Wat trekt mensen aan in een horloge met maar 1 wijzer waar je de tijd amper op kunt lezen?

Antwoord: persoonlijke smaak ;-) Ik heb duikermodellen en een Luch 1 hands horloge en heb ze net als al mijn horloges gekocht omdat ik ze mooi vond. Voor de duikers vind ik vooral de stoerdere designs leuk en de bezel om dingen te timen is ook handig. Andere dagen draag ik een elegante dresswatch.


----------



## T_I

Oldheritage said:


> Wat trekt mensen aan in een horloge met maar 1 wijzer waar je de tijd amper op kunt lezen?


Is anders dan anders, lekker apart. (en heb jij haast? ;-) )



Oldheritage said:


> Antwoord: persoonlijke smaak ;-) Ik heb duikermodellen en een Luch 1 hands horloge en heb ze net als al mijn horloges gekocht omdat ik ze mooi vond. Voor de duikers vind ik vooral de stoerdere designs leuk en de bezel om dingen te timen is ook handig. Andere dagen draag ik een elegante dresswatch.

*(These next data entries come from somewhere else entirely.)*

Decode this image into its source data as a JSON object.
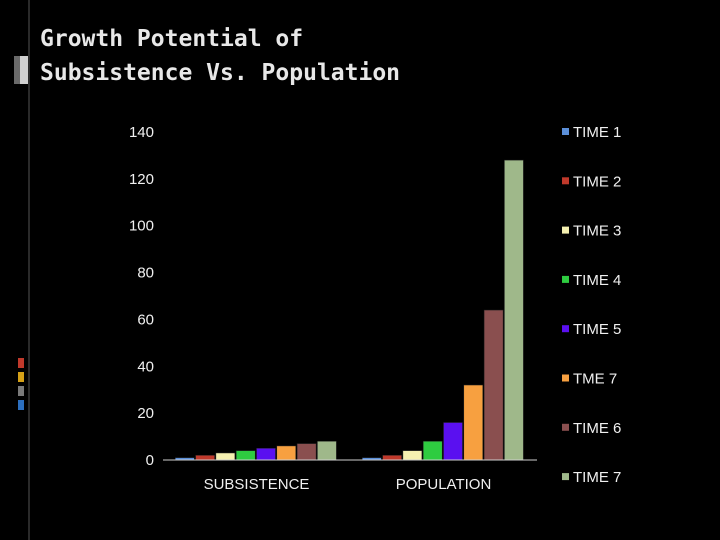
{
  "slide": {
    "title": "Growth Potential of\nSubsistence Vs. Population"
  },
  "chart_data": {
    "type": "bar",
    "categories": [
      "SUBSISTENCE",
      "POPULATION"
    ],
    "ylim": [
      0,
      140
    ],
    "yticks": [
      0,
      20,
      40,
      60,
      80,
      100,
      120,
      140
    ],
    "grid": false,
    "legend_position": "right",
    "series": [
      {
        "name": "TIME 1",
        "color": "#5b8fd9",
        "values": [
          1,
          1
        ]
      },
      {
        "name": "TIME 2",
        "color": "#c0392b",
        "values": [
          2,
          2
        ]
      },
      {
        "name": "TIME 3",
        "color": "#f5f0b0",
        "values": [
          3,
          4
        ]
      },
      {
        "name": "TIME 4",
        "color": "#2ecc40",
        "values": [
          4,
          8
        ]
      },
      {
        "name": "TIME 5",
        "color": "#5a10f0",
        "values": [
          5,
          16
        ]
      },
      {
        "name": "TME 7",
        "color": "#f7a040",
        "values": [
          6,
          32
        ]
      },
      {
        "name": "TIME 6",
        "color": "#8a4f4f",
        "values": [
          7,
          64
        ]
      },
      {
        "name": "TIME 7",
        "color": "#9fb88a",
        "values": [
          8,
          128
        ]
      }
    ]
  }
}
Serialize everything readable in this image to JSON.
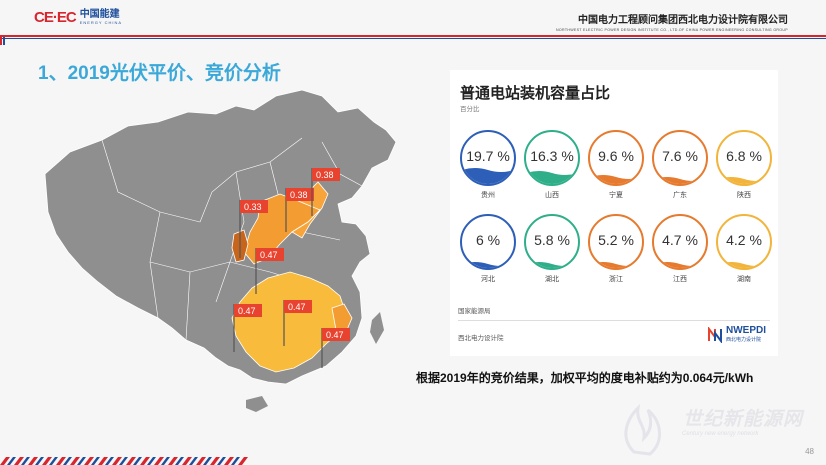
{
  "header": {
    "logo_mark_left": "CE",
    "logo_mark_right": "EC",
    "logo_cn": "中国能建",
    "logo_en": "ENERGY CHINA",
    "company_cn": "中国电力工程顾问集团西北电力设计院有限公司",
    "company_en": "NORTHWEST ELECTRIC POWER DESIGN INSTITUTE CO., LTD.OF CHINA POWER ENGINEERING CONSULTING GROUP"
  },
  "slide_title": "1、2019光伏平价、竞价分析",
  "map": {
    "flags": [
      {
        "id": "flag-1",
        "label": "0.33"
      },
      {
        "id": "flag-2",
        "label": "0.38"
      },
      {
        "id": "flag-3",
        "label": "0.38"
      },
      {
        "id": "flag-4",
        "label": "0.47"
      },
      {
        "id": "flag-5",
        "label": "0.47"
      },
      {
        "id": "flag-6",
        "label": "0.47"
      },
      {
        "id": "flag-7",
        "label": "0.47"
      }
    ]
  },
  "panel": {
    "title": "普通电站装机容量占比",
    "subtitle": "百分比",
    "source_1": "国家能源局",
    "source_2": "西北电力设计院",
    "logo_text": "NWEPDI",
    "logo_sub": "西北电力设计院"
  },
  "chart_data": {
    "type": "table",
    "title": "普通电站装机容量占比",
    "unit": "百分比",
    "categories": [
      "贵州",
      "山西",
      "宁夏",
      "广东",
      "陕西",
      "河北",
      "湖北",
      "浙江",
      "江西",
      "湖南"
    ],
    "values": [
      19.7,
      16.3,
      9.6,
      7.6,
      6.8,
      6,
      5.8,
      5.2,
      4.7,
      4.2
    ],
    "display": [
      "19.7 %",
      "16.3 %",
      "9.6 %",
      "7.6 %",
      "6.8 %",
      "6 %",
      "5.8 %",
      "5.2 %",
      "4.7 %",
      "4.2 %"
    ],
    "colors": [
      "#2d5fb8",
      "#2fae8a",
      "#e67a2e",
      "#e67a2e",
      "#f2b43a",
      "#2d5fb8",
      "#2fae8a",
      "#e67a2e",
      "#e67a2e",
      "#f2b43a"
    ]
  },
  "conclusion": "根据2019年的竞价结果，加权平均的度电补贴约为0.064元/kWh",
  "watermark": {
    "cn": "世纪新能源网",
    "en": "Century new energy network"
  },
  "page_number": "48"
}
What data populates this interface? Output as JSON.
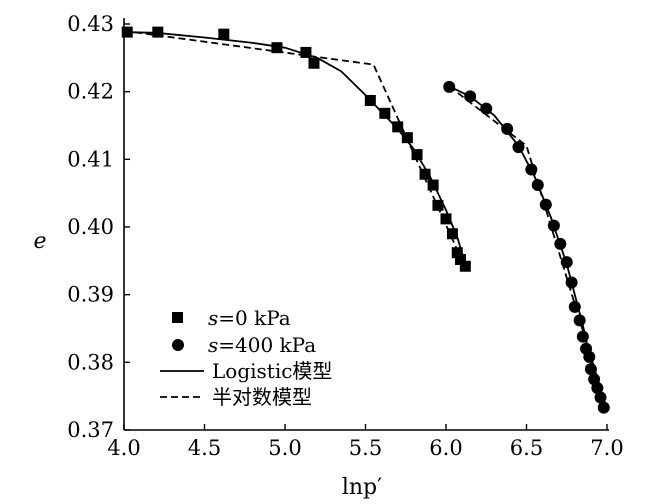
{
  "chart_data": {
    "type": "scatter",
    "xlabel": "lnp′",
    "ylabel": "e",
    "xlim": [
      4.0,
      7.0
    ],
    "ylim": [
      0.37,
      0.43
    ],
    "x_ticks": [
      "4.0",
      "4.5",
      "5.0",
      "5.5",
      "6.0",
      "6.5",
      "7.0"
    ],
    "y_ticks": [
      "0.37",
      "0.38",
      "0.39",
      "0.40",
      "0.41",
      "0.42",
      "0.43"
    ],
    "grid": false,
    "legend_position": "bottom-left",
    "legend": [
      {
        "label": "s=0 kPa",
        "marker": "square"
      },
      {
        "label": "s=400 kPa",
        "marker": "circle"
      },
      {
        "label": "Logistic模型",
        "line": "solid"
      },
      {
        "label": "半对数模型",
        "line": "dashed"
      }
    ],
    "series": [
      {
        "name": "s=0 kPa",
        "kind": "scatter",
        "marker": "square",
        "x": [
          4.02,
          4.21,
          4.62,
          4.95,
          5.13,
          5.18,
          5.53,
          5.62,
          5.7,
          5.76,
          5.82,
          5.87,
          5.92,
          5.95,
          6.0,
          6.04,
          6.07,
          6.09,
          6.12
        ],
        "y": [
          0.4288,
          0.4288,
          0.4285,
          0.4265,
          0.4258,
          0.4242,
          0.4187,
          0.4168,
          0.4148,
          0.4132,
          0.4107,
          0.4078,
          0.4062,
          0.4032,
          0.4012,
          0.399,
          0.3962,
          0.3952,
          0.3942
        ]
      },
      {
        "name": "s=400 kPa",
        "kind": "scatter",
        "marker": "circle",
        "x": [
          6.02,
          6.15,
          6.25,
          6.38,
          6.45,
          6.53,
          6.57,
          6.62,
          6.67,
          6.71,
          6.75,
          6.78,
          6.8,
          6.83,
          6.85,
          6.87,
          6.89,
          6.9,
          6.92,
          6.94,
          6.96,
          6.98
        ],
        "y": [
          0.4207,
          0.4193,
          0.4175,
          0.4145,
          0.4118,
          0.4085,
          0.4062,
          0.4033,
          0.4002,
          0.3975,
          0.3948,
          0.3918,
          0.3882,
          0.3862,
          0.3838,
          0.382,
          0.3808,
          0.379,
          0.3775,
          0.3762,
          0.3748,
          0.3733
        ]
      },
      {
        "name": "Logistic模型",
        "kind": "line",
        "dash": "solid",
        "segments": [
          {
            "x": [
              4.0,
              4.2,
              4.5,
              4.8,
              5.0,
              5.2,
              5.35,
              5.5,
              5.6,
              5.7,
              5.8,
              5.9,
              6.0,
              6.07,
              6.12
            ],
            "y": [
              0.4288,
              0.4287,
              0.428,
              0.4272,
              0.4265,
              0.425,
              0.423,
              0.4195,
              0.417,
              0.4145,
              0.4115,
              0.4075,
              0.4025,
              0.3985,
              0.3945
            ]
          },
          {
            "x": [
              6.02,
              6.15,
              6.3,
              6.45,
              6.55,
              6.65,
              6.75,
              6.85,
              6.92,
              7.0
            ],
            "y": [
              0.4208,
              0.4193,
              0.4165,
              0.412,
              0.4075,
              0.4015,
              0.3945,
              0.3855,
              0.378,
              0.373
            ]
          }
        ]
      },
      {
        "name": "半对数模型",
        "kind": "line",
        "dash": "dashed",
        "segments": [
          {
            "x": [
              4.0,
              5.55,
              6.12
            ],
            "y": [
              0.429,
              0.424,
              0.394
            ]
          },
          {
            "x": [
              6.02,
              6.5,
              7.0
            ],
            "y": [
              0.4208,
              0.412,
              0.373
            ]
          }
        ]
      }
    ]
  }
}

 Ik vind de dikke rand van een duiker de wijzerplaat zo klein maken. (maar dat is persoonlijk) Het viel me alleen op dat de duikers wel erg favoriet zijn onder horloge verslaafden.


----------



## Oldheritage

Klopt wel hoor, door de bezel zien ze er vaak wat kleiner en "dikker" uit. Ik persoonlijk heb geen thema en mijn collectie gaat dan ook alle kanten op. Ik merk wel dat ik redelijk wat duikers bezit omdat ik een fan ben van Vostok, die dan weer een erg dunne bezel gebruiken. 

Ik heb net een fluorecerend oranje Vostok duiker gekocht (die helaas een service nodig heeft, gebouwd in 2006 en nooit gebruikt...) die ook best appart is ;-)


----------



## U R a Bus

Nog wat foto's?


----------



## Bidle

Erg gaaf!! Vind die Sinn rechtsboven erg mooi, zou ik weleens in het echt willen zien. 

enne bedankt voor de mooie foto's!|>


----------



## 104RS

T_I said:


> Leuke foto's, de horloges links onder, rechts boven vind ik wel geinig.
> 
> Ik vraag me steeds meer en meer af wat mensen nou aantrekt in de diver (achtige) horloges. (met zo'n dikke rand om de wijzerplaat)


Duikers zijn gewoon gaaf, niet alles is logisch te verklaren. Met name vintage duikers hebben een onverklaarbare aantrekkingskracht op mij.
Een combinatie van vaak aparte designs/kleuren/robuustheid maken ze voor mij leuker dan "normale" horloges.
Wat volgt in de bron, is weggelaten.